I am currently using 12g in (double basket) getting 35g out.

That is.. ratio? Coming from my La Pavoni Stadivari Gran Romantica SGR


----------



## mathof

I use the Italian proportions: 7g in basket for a single, 14g for a double. I usually pull between 17g and 21g in the cup for a single, depending on the beans. I find the relatively large standard shots in third wave cafés too rich and caffeine-laden for my tastes; but only experimentation will lead you to your preferred measures.

Matt


----------



## Jumbo Ratty

insatiableOne said:


> I am currently using 12g in (double basket) getting 35g out.
> 
> That is.. ratio? Coming from my La Pavoni Stadivari Gran Romantica SGR


That would be a ration of almost 1:3 which is known as a Lungo

This is my preferred ratio.

And I also agree with the standard espresso dose being in multiples of 7 grams > 7g = a single 14g = a double.


----------



## h1udd

I dont believe in singles or doubles ... not sure I even believe in ristrettos

I just believe in espresso and a ratio


----------



## seeq

My standard dose is 18g (tends to vary between 17.5-19 depending on bean). Then I tend to pour around 21g out. For darker roasts I do a fairly longer shot. Technically that is a double dose providing a single shot. It's stronger than a single and too small to split for a double. But that's my preference, so as @h1udd said no such things as singles or doubles!


----------



## fluffles

seeq said:


> My standard dose is 18g (tends to vary between 17.5-19 depending on bean).

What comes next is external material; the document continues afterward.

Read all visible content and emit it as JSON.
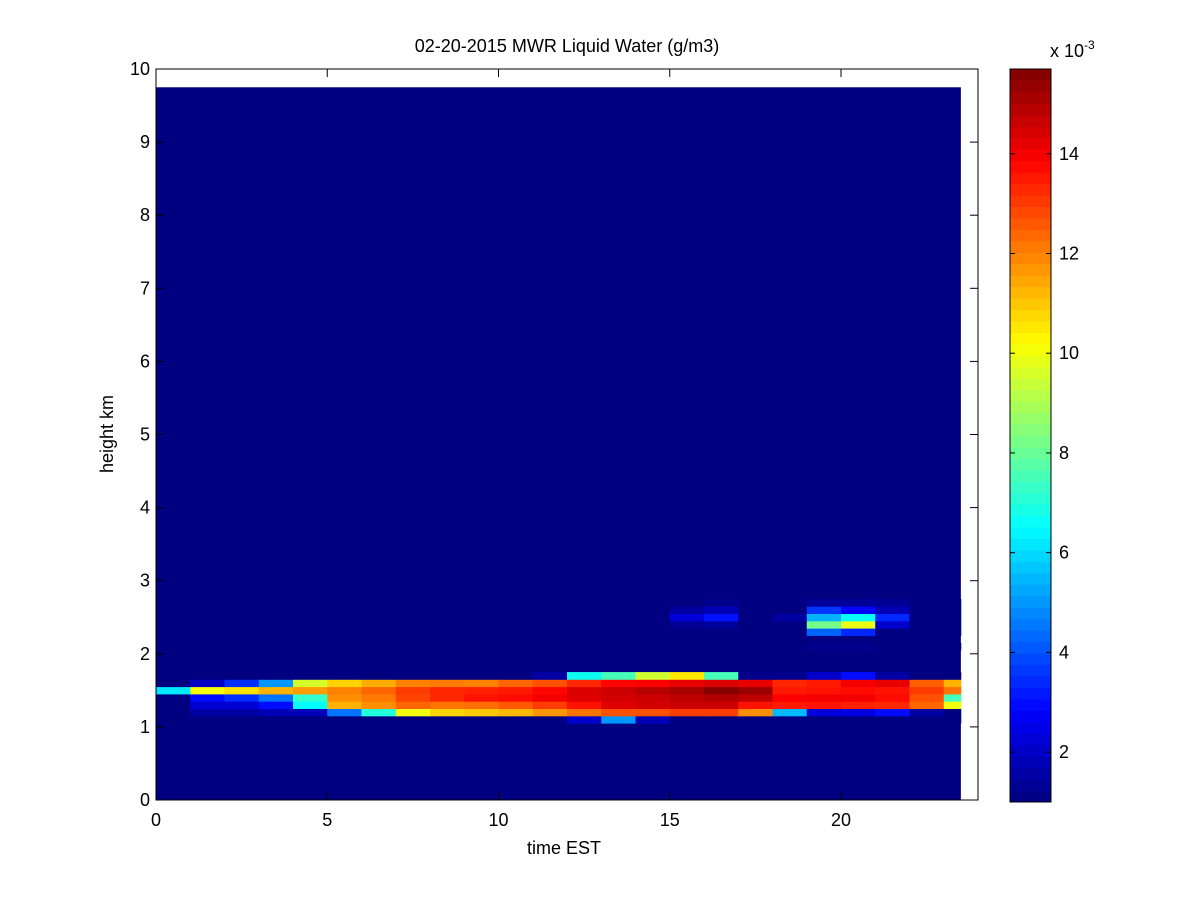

Why would the bean make you change dose?


----------



## seeq

fluffles said:


> Why would the bean make you change dose?


I prefer lighter roasts shorter and darker roasts longer. So I always start with a higher dose of a lighter roast to achieve roughly the same size drink each time. Probably completely unnecessary but I've always done it.


----------



## h1udd

I change the weight of the bean in the pavoni and microcasa ... But only because that's easier than trying to change the water dosage in these pesky levers


----------



## insatiableOne

Jumbo Ratty said:


> That would be a ration of almost 1:3 which is known as a Lungo
> 
> This is my preferred ratio.
> 
> And I also agree with the standard espresso dose being in multiples of 7 grams > 7g = a single 14g = a double.


Any more dose with this bean hits the screen with a light tamp. That & it is tooo strong, gets extremely bitter from over extracting due to the machine starting to choke.


----------



## Mrboots2u

insatiableOne said:


> Any more dose with this bean hits the screen with a light tamp. That & it is tooo strong, gets extremely bitter from over extracting due to the machine starting to choke.


Shorter shots (1:1 - 1:5 ) may tend to be nominally under extracted ( measured by specialty coffee association guidelines ) and strong - this doesn't mean that they aren't tasting bitter to someone ( or tasty to others - there is some sweetness under 18 percent extraction yield depending on the grinder used ) but it's also more likely than the strength of the shot produced coule be Masking any real notes this can also be read as over powering or bitter by some .

This is where deciding what to do in terms of adjustment to achieve balance can be difficult .

Tatste and extraction aren't liner ..


----------



## insatiableOne

I can go with that.

As you said..it is difficult to determine at times in what direction to follow. Drop the dose or open the grind.

Can definitely have you chasing your tail especially when you roasted the beans too. Just another factor to screw up.


----------



## owain

So I had 14 grams of coffee and 47 grams of espresso over 27 seconds, not sure what is but tastes full and fruity ️, as my small scales haven't arrived I couldn't weigh the shot as it was being pulled I had to weigh empty glass then I weighed after the 27 seconds


----------



## The Systemic Kid

Try tightening the grind and go for 28grms out from 14grms of beans in same amount of time and see what you think.


----------